Met behulp van het invoervak kunt u bij verschillende functies in de editors (grafische editor, 3D-editor etc.) via het toetsenbord waarden invoeren. U definieert dit én de gewenste transparantie in de Gebruikersinstellingen. Om het invoervak in de editor te gebruiken, gaat u als volgt te werk:
Voorwaarde:
U hebt een pagina, een formulier, een plotkader of een symbool geopend.
- Kies de menuopdrachten Opties > Invoervak om het invoervak te activeren.
- Kies vervolgens de gewenste actie (bijv. Invoegen > Grafisch > Lijn).
Bij de muisaanwijzer verschijnt een klein tekstvenster met de volgende informatie:
Startpunt voor de lijn (absoluut)
Puntinvoer: X Y - Voer de gewenste waarden voor het eerste punt van de lijn in, bijvoorbeeld 250 180. (Hiermee wordt het startpunt van de lijn gegenereerd op de coördinaten X = 250 en Y = 180.)
Het startpunt is gedefinieerd. Het invoervak vraagt nu om het eindpunt van de lijn:
Eindpunt voor de lijn (relatief)
Puntinvoer: X Y of hoek<lengte of hoek - Definieer het eindpunt van de lijn door één keer met de muis te klikken of door in het invoervak een waarde in te voeren, bijvoorbeeld 45<200, waarmee een lijn met een hoek van 45 graden en een lengte van 200 mm wordt gegenereerd.
- Wanneer u voor het eindpunt alleen een hoek hebt gedefinieerd, bijvoorbeeld door het invoeren van 145, verschijnt het tekstvenster opnieuw en wordt u gevraagd om een absolute lengtewaarde op te geven of de X- / Y-coördinaten van het eindpunt te definiëren.

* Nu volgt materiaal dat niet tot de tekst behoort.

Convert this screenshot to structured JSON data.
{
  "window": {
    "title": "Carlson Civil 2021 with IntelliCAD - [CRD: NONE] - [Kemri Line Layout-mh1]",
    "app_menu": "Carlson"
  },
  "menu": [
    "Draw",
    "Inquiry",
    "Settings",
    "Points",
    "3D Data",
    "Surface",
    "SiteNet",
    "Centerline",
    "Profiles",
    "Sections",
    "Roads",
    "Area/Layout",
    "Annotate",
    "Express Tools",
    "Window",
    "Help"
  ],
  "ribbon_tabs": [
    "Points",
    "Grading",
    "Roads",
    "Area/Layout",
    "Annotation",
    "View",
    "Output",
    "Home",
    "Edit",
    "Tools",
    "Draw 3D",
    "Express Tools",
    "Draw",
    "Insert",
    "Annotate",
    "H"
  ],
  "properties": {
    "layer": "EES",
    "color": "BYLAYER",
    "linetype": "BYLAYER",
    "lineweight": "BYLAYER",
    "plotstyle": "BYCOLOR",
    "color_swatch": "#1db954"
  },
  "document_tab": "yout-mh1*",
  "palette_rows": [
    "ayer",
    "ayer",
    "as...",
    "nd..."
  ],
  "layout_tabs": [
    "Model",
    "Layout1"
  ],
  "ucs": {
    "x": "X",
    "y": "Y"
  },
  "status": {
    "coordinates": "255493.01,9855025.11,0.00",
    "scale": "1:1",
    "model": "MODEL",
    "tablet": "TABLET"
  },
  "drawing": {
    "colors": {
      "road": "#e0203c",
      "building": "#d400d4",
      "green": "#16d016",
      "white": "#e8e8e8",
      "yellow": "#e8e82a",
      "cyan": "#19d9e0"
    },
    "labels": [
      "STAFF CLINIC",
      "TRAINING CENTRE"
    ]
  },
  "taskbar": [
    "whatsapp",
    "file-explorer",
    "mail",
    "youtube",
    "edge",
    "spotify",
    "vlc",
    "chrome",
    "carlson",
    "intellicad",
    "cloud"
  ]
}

- Sluit de actie af met de snelmenuopdracht Actie annuleren of met de toets [Esc].
Tips:
- U kunt het invoervak ook gebruiken terwijl u aan het werken bent en het invoervak nog uitgeschakeld is. U kiest dan bijvoorbeeld de menuopdracht Invoegen > Grafisch > Cirkel, plaatst het middelpunt en voert dan bij uitgeschakeld invoervak de waarde "1" in. Het invoervak wordt geopend en u kunt vervolgens de radius bepalen door bijvoorbeeld "10" in te voeren.
- U kunt het tekstvenster voor het invoervak ook met de toets [C] openen. Het maakt daarbij niet uit of u het invoervak op dat moment al dan niet hebt ingeschakeld. Als u het invoervak op deze wijze opent, bevindt de cursor zich direct in het invoervak van het tekstvenster. Datzelfde geldt voor de numerieke toetsen en voor de toetsen [+] en [-]; hiermee wordt het invoervak eveneens geopend.
Opmerking:
De instelling voor het in- en uitschakelen van het invoervak wordt gesynchroniseerd. Dat wil zeggen dat wanneer u het invoervak in de instellingen hebt ingeschakeld en deze vervolgens in de editor uitschakelt, het invoervak ook in de instellingen wordt uitgeschakeld.